Das ganze soll von einem System (vornehmlich Linux) ausgewertet, in einer Datenbank gespeichert und dann über ein kleines Interface (Desktop oder Browser) als schöne Oberfläche dargestellt werden.

Jetzt meine Frage:
Wie kann ich erkennen, von welchem Port meines Switches die Verbindung kommt? Ist es dann überhaupt möglich die IP (die ja dynamisch über den DHCP-Server vergeben wurde) einem Port zuzuweisen damit ich später sagen kann, welche IP er hatte und wieviel Traffic er verursacht hat?


----------



## Andreas Dunstheimer (10. Januar 2004)

Hi,

eine mögliche Lösung für Dein Problem lautet: *Netzwerkmanagement*

Dazu brauchst Du einen *managebaren Switch* der das Protokoll SNMP unterstützt.
(SNMP = Simple Network Management Protokol -- hat trotz des ähnlichen Namens *nichts* mit SMTP = Simple Mail Transfer Protokol zu tun)

Über dieses Protokoll kannst Du einzelene Ports direkt und unabhängig von der IP ansprechen.

Ich hab mal sowas gemacht, ist aber etwas länger her und war recht kompliziert.  


Dunsti


----------



## Marcus Roffmann (10. Januar 2004)

Ich bin mir leider nicht ganz sicher was für Switches in dem Hotel installiert sind, die einzigste Info ist das welche der Firma "D-Link" sind.
Welche jetzt genau weis ich nicht, kann ich aber mal in Erfahrung bringen.

Wenn ich SNMP (den Unterschied kenn ich schon ) benutze, dann kann ich ja von einem Linux-Rechner aus direkt den Port am Switch ansprechen oder hab ich da was falsch verstanden?

Wenn Du sowas mal gemacht hast, dann kann ich ja bestimmt auf deine Hilfe hoffen, oder?


----------



## Marcus Roffmann (14. Januar 2004)

Also, es ist ein D-Link DES-1024R+ Switch
Leider komm ich immernoch nicht weiter.
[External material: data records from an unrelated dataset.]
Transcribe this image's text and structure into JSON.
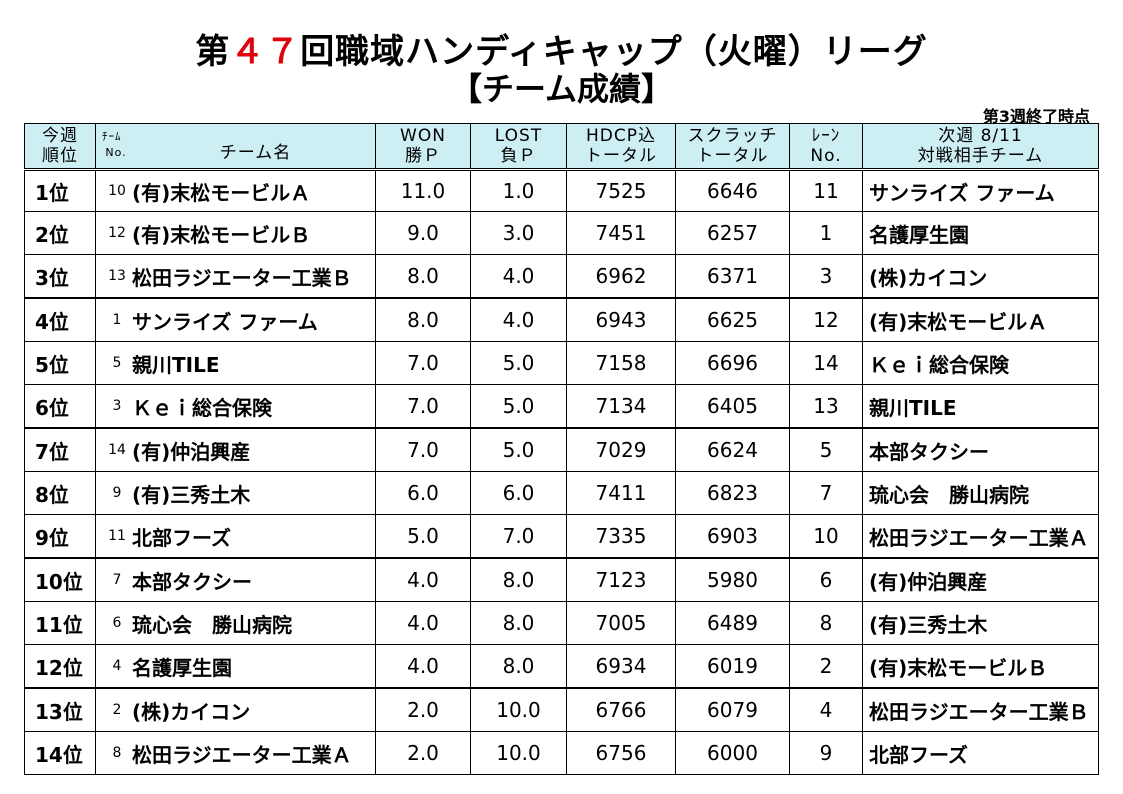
{
  "header": {
    "title_prefix": "第",
    "title_number": "４７",
    "title_suffix": "回職域ハンディキャップ（火曜）リーグ",
    "subtitle": "【チーム成績】",
    "as_of": "第3週終了時点"
  },
  "columns": {
    "rank_line1": "今週",
    "rank_line2": "順位",
    "team_no_line1": "ﾁｰﾑ",
    "team_no_line2": "No.",
    "team_name": "チーム名",
    "won_line1": "WON",
    "won_line2": "勝Ｐ",
    "lost_line1": "LOST",
    "lost_line2": "負Ｐ",
    "hdcp_line1": "HDCP込",
    "hdcp_line2": "トータル",
    "scratch_line1": "スクラッチ",
    "scratch_line2": "トータル",
    "lane_line1": "ﾚｰﾝ",
    "lane_line2": "No.",
    "next_line1": "次週 8/11",
    "next_line2": "対戦相手チーム"
  },
  "rows": [
    {
      "rank": "1位",
      "no": "10",
      "team": "(有)末松モービルＡ",
      "won": "11.0",
      "lost": "1.0",
      "hdcp": "7525",
      "scratch": "6646",
      "lane": "11",
      "opponent": "サンライズ ファーム"
    },
    {
      "rank": "2位",
      "no": "12",
      "team": "(有)末松モービルＢ",
      "won": "9.0",
      "lost": "3.0",
      "hdcp": "7451",
      "scratch": "6257",
      "lane": "1",
      "opponent": "名護厚生園"
    },
    {
      "rank": "3位",
      "no": "13",
      "team": "松田ラジエーター工業Ｂ",
      "won": "8.0",
      "lost": "4.0",
      "hdcp": "6962",
      "scratch": "6371",
      "lane": "3",
      "opponent": "(株)カイコン"
    },
    {
      "rank": "4位",
      "no": "1",
      "team": "サンライズ ファーム",
      "won": "8.0",
      "lost": "4.0",
      "hdcp": "6943",
      "scratch": "6625",
      "lane": "12",
      "opponent": "(有)末松モービルＡ"
    },
    {
      "rank": "5位",
      "no": "5",
      "team": "親川TILE",
      "won": "7.0",
      "lost": "5.0",
      "hdcp": "7158",
      "scratch": "6696",
      "lane": "14",
      "opponent": "Ｋｅｉ総合保険"
    },
    {
      "rank": "6位",
      "no": "3",
      "team": "Ｋｅｉ総合保険",
      "won": "7.0",
      "lost": "5.0",
      "hdcp": "7134",
      "scratch": "6405",
      "lane": "13",
      "opponent": "親川TILE"
    },
    {
      "rank": "7位",
      "no": "14",
      "team": "(有)仲泊興産",
      "won": "7.0",
      "lost": "5.0",
      "hdcp": "7029",
      "scratch": "6624",
      "lane": "5",
      "opponent": "本部タクシー"
    },
    {
      "rank": "8位",
      "no": "9",
      "team": "(有)三秀土木",
      "won": "6.0",
      "lost": "6.0",
      "hdcp": "7411",
      "scratch": "6823",
      "lane": "7",
      "opponent": "琉心会　勝山病院"
    },
    {
      "rank": "9位",
      "no": "11",
      "team": "北部フーズ",
      "won": "5.0",
      "lost": "7.0",
      "hdcp": "7335",
      "scratch": "6903",
      "lane": "10",
      "opponent": "松田ラジエーター工業Ａ"
    },
    {
      "rank": "10位",
      "no": "7",
      "team": "本部タクシー",
      "won": "4.0",
      "lost": "8.0",
      "hdcp": "7123",
      "scratch": "5980",
      "lane": "6",
      "opponent": "(有)仲泊興産"
    },
    {
      "rank": "11位",
      "no": "6",
      "team": "琉心会　勝山病院",
      "won": "4.0",
      "lost": "8.0",
      "hdcp": "7005",
      "scratch": "6489",
      "lane": "8",
      "opponent": "(有)三秀土木"
    },
    {
      "rank": "12位",
      "no": "4",
      "team": "名護厚生園",
      "won": "4.0",
      "lost": "8.0",
      "hdcp": "6934",
      "scratch": "6019",
      "lane": "2",
      "opponent": "(有)末松モービルＢ"
    },
    {
      "rank": "13位",
      "no": "2",
      "team": "(株)カイコン",
      "won": "2.0",
      "lost": "10.0",
      "hdcp": "6766",
      "scratch": "6079",
      "lane": "4",
      "opponent": "松田ラジエーター工業Ｂ"
    },
    {
      "rank": "14位",
      "no": "8",
      "team": "松田ラジエーター工業Ａ",
      "won": "2.0",
      "lost": "10.0",
      "hdcp": "6756",
      "scratch": "6000",
      "lane": "9",
      "opponent": "北部フーズ"
    }
  ],
  "colors": {
    "header_bg": "#cdeef3",
    "title_number": "#e0000b"
  }
}
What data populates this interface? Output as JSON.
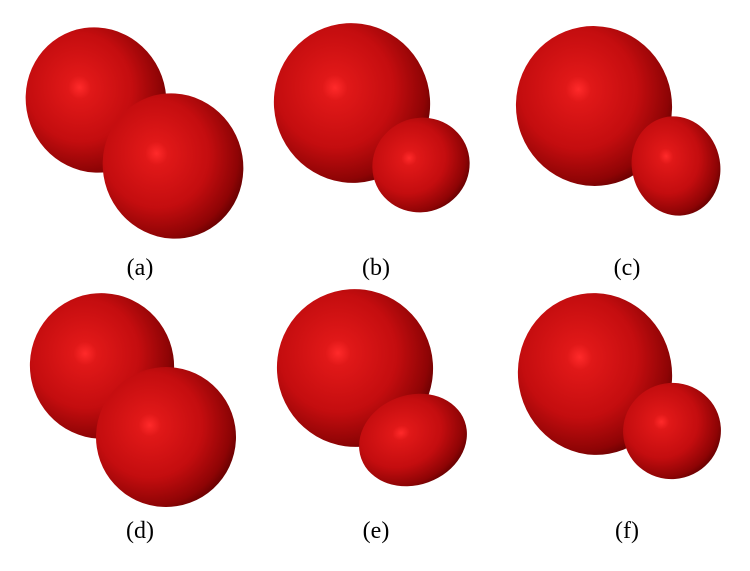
{
  "panels": [
    {
      "caption": "(a)"
    },
    {
      "caption": "(b)"
    },
    {
      "caption": "(c)"
    },
    {
      "caption": "(d)"
    },
    {
      "caption": "(e)"
    },
    {
      "caption": "(f)"
    }
  ],
  "colors": {
    "lobe_base": "#c40d0f",
    "lobe_highlight": "#ff2a2a",
    "lobe_shadow": "#5a0000",
    "background": "#ffffff"
  }
}
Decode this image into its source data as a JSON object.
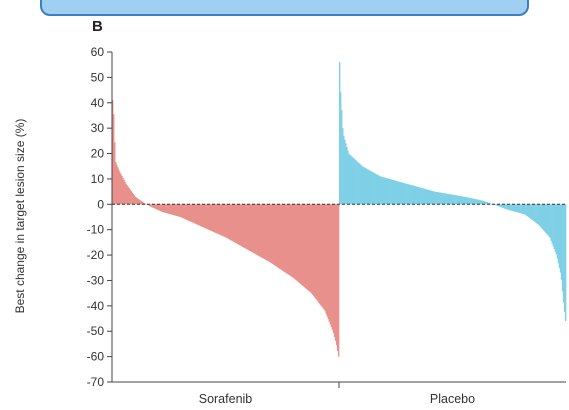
{
  "chart_data": {
    "type": "bar",
    "subtype": "waterfall",
    "panel_label": "B",
    "ylabel": "Best change in target lesion size (%)",
    "ylim": [
      -70,
      60
    ],
    "yticks": [
      60,
      50,
      40,
      30,
      20,
      10,
      0,
      -10,
      -20,
      -30,
      -40,
      -50,
      -60,
      -70
    ],
    "reference_line": {
      "y": 0,
      "style": "dashed"
    },
    "grid": false,
    "series": [
      {
        "name": "Sorafenib",
        "color": "#e8908b",
        "n_bars": 220,
        "profile": [
          [
            0,
            41
          ],
          [
            0.005,
            35
          ],
          [
            0.012,
            17
          ],
          [
            0.03,
            13
          ],
          [
            0.06,
            8
          ],
          [
            0.1,
            3
          ],
          [
            0.14,
            0.5
          ],
          [
            0.17,
            -1
          ],
          [
            0.22,
            -3
          ],
          [
            0.3,
            -5
          ],
          [
            0.4,
            -9
          ],
          [
            0.5,
            -13
          ],
          [
            0.6,
            -18
          ],
          [
            0.7,
            -23
          ],
          [
            0.8,
            -29
          ],
          [
            0.88,
            -35
          ],
          [
            0.94,
            -42
          ],
          [
            0.975,
            -50
          ],
          [
            0.99,
            -55
          ],
          [
            1,
            -60
          ]
        ]
      },
      {
        "name": "Placebo",
        "color": "#7fd0e6",
        "n_bars": 220,
        "profile": [
          [
            0,
            56
          ],
          [
            0.004,
            45
          ],
          [
            0.015,
            28
          ],
          [
            0.04,
            20
          ],
          [
            0.1,
            15
          ],
          [
            0.18,
            11
          ],
          [
            0.3,
            8
          ],
          [
            0.42,
            5
          ],
          [
            0.55,
            3
          ],
          [
            0.63,
            1.5
          ],
          [
            0.68,
            0
          ],
          [
            0.74,
            -2
          ],
          [
            0.82,
            -4
          ],
          [
            0.88,
            -8
          ],
          [
            0.93,
            -13
          ],
          [
            0.96,
            -20
          ],
          [
            0.98,
            -28
          ],
          [
            0.99,
            -38
          ],
          [
            1,
            -46
          ]
        ]
      }
    ],
    "categories": [
      "Sorafenib",
      "Placebo"
    ]
  }
}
Scheint aber kein managebarer Switch zu sein.

Weis jemand ob es die Möglichkeit gibt an die MAC Address Table von dem Switch zu kommen?


----------



## Daniel Wittberger (14. Januar 2004)

Hi

Ich bin mir nicht sicher ob dir das weiter hilft. Aber ich hab in der Zeischrift Linux Magazin einen Artikel über den NoCat-Gateway gelesen. Soweit mir bekannt ist, kann man den NoCat-Gateway nicht nur für das Wireless-Lan nutzen. Am besten du Informierst dich mal über das NoCat Projekt. Vielleicht kannst du damit dein Problem lösen.

Gr33ts
Stauffenberg

/Edit: Hier ist der Link zu NoCat 
Die Software die dir helfen könnte nennt sich NoCatAuth.


----------